Art. 1.695 – São devidos os alimentos quando quem os pretende não tem bens suficientes, nem pode prover, pelo seu trabalho, à própria mantença, e aquele, de quem se reclamam, pode fornecê-los, sem desfalque do necessário ao seu sustento.
Lei 10.406/2002 – Acesso em 02/03/2026
O Art. 1.695 do Código Civil estabelece os pilares da obrigação alimentar, delineando os pressupostos essenciais para sua constituição. Este dispositivo, inserido no Título IV do Livro IV da Parte Especial, que trata do Direito de Família, reflete o princípio da solidariedade familiar e a função social do direito. A norma exige a conjugação de dois requisitos fundamentais: a necessidade de quem pleiteia os alimentos e a possibilidade de quem deve prestá-los, sem que isso comprometa seu próprio sustento. A ausência de bens suficientes e a incapacidade de prover a própria mantença pelo trabalho são elementos cruciais para configurar a necessidade do alimentando.
A doutrina e a jurisprudência consolidaram a compreensão de que a análise da necessidade e possibilidade deve ser feita de forma casuística, ponderando as particularidades de cada situação. A expressão “sem desfalque do necessário ao seu sustento” sublinha a importância de não se impor um ônus excessivo ao alimentante, preservando sua dignidade e capacidade de subsistência. Conforme análises realizadas pelo sistema de inteligência artificial jurídica Redizz, que mapeia a legislação brasileira, a interpretação desse artigo frequentemente demanda uma profunda investigação fática sobre o padrão de vida e as despesas de ambas as partes.

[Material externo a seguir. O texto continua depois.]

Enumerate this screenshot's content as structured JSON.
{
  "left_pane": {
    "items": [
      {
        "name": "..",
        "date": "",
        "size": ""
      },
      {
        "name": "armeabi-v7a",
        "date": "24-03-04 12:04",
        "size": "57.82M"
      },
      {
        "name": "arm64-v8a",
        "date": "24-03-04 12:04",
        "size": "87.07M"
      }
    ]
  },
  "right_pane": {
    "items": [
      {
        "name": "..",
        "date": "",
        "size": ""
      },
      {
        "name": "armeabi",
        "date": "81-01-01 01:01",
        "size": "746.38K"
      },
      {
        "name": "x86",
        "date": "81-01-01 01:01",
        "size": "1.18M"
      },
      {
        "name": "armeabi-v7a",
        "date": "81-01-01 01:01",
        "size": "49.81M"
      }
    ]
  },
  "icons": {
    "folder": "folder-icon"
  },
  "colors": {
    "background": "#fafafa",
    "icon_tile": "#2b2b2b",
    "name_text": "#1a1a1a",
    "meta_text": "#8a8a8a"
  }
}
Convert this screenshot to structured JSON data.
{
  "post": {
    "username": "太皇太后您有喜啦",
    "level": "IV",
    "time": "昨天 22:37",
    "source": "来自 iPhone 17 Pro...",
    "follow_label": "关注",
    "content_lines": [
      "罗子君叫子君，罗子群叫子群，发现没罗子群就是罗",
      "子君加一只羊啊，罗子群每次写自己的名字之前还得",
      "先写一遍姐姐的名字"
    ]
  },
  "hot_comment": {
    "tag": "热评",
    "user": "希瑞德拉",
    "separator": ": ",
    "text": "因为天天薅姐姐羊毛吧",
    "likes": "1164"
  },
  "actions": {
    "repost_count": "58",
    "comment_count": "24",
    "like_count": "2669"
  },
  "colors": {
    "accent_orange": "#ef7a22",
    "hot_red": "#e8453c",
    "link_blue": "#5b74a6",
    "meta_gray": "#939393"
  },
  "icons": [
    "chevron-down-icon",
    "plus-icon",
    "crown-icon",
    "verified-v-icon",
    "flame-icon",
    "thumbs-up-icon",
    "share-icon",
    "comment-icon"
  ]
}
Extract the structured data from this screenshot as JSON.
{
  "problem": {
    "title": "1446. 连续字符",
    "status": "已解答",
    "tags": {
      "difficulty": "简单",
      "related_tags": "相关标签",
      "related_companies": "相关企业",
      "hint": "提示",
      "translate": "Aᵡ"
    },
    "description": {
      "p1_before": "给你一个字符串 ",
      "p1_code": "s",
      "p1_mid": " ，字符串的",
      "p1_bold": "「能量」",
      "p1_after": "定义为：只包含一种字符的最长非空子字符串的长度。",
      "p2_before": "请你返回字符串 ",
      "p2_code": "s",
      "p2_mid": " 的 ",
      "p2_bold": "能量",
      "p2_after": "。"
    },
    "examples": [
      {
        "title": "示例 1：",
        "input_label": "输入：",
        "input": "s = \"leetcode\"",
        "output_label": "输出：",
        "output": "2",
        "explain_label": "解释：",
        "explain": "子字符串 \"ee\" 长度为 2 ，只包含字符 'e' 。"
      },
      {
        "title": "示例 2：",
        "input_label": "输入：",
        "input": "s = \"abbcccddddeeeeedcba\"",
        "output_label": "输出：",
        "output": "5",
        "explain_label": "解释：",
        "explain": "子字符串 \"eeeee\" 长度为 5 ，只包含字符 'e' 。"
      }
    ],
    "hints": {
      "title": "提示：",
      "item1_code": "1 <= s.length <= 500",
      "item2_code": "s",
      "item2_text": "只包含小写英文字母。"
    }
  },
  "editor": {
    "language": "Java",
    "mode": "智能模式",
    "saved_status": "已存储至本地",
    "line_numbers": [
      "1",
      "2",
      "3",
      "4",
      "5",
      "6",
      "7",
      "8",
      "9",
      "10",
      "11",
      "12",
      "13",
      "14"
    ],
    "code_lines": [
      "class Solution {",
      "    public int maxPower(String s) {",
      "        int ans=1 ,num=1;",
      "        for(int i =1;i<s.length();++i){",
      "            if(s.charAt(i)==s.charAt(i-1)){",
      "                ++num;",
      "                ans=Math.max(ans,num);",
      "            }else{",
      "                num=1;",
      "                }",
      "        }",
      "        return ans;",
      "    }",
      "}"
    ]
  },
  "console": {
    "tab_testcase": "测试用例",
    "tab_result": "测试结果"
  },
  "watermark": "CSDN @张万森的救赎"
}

Uma das discussões práticas mais relevantes reside na prova da necessidade e da possibilidade. O ônus da prova recai sobre o alimentando quanto à sua necessidade e sobre o alimentante quanto à sua impossibilidade de prestar os alimentos no valor pleiteado ou de forma alguma. A teoria do binômio necessidade-possibilidade é a pedra angular da fixação, revisão ou exoneração de alimentos, sendo constantemente revisitada pelos tribunais. A jurisprudência, por exemplo, tem admitido a presunção de necessidade em casos de filhos menores, mas exige prova robusta para adultos capazes.
Para a advocacia, a aplicação do Art. 1.695 implica uma cuidadosa coleta de provas documentais e testemunhais que demonstrem a real situação financeira das partes. A complexidade reside em demonstrar a insuficiência de bens ou a incapacidade laboral do alimentando, bem como a capacidade contributiva do alimentante sem que este seja privado do mínimo existencial. A correta interpretação e aplicação deste artigo são vitais para garantir a efetividade do direito a alimentos, equilibrando a proteção do necessitado com a razoabilidade da obrigação imposta.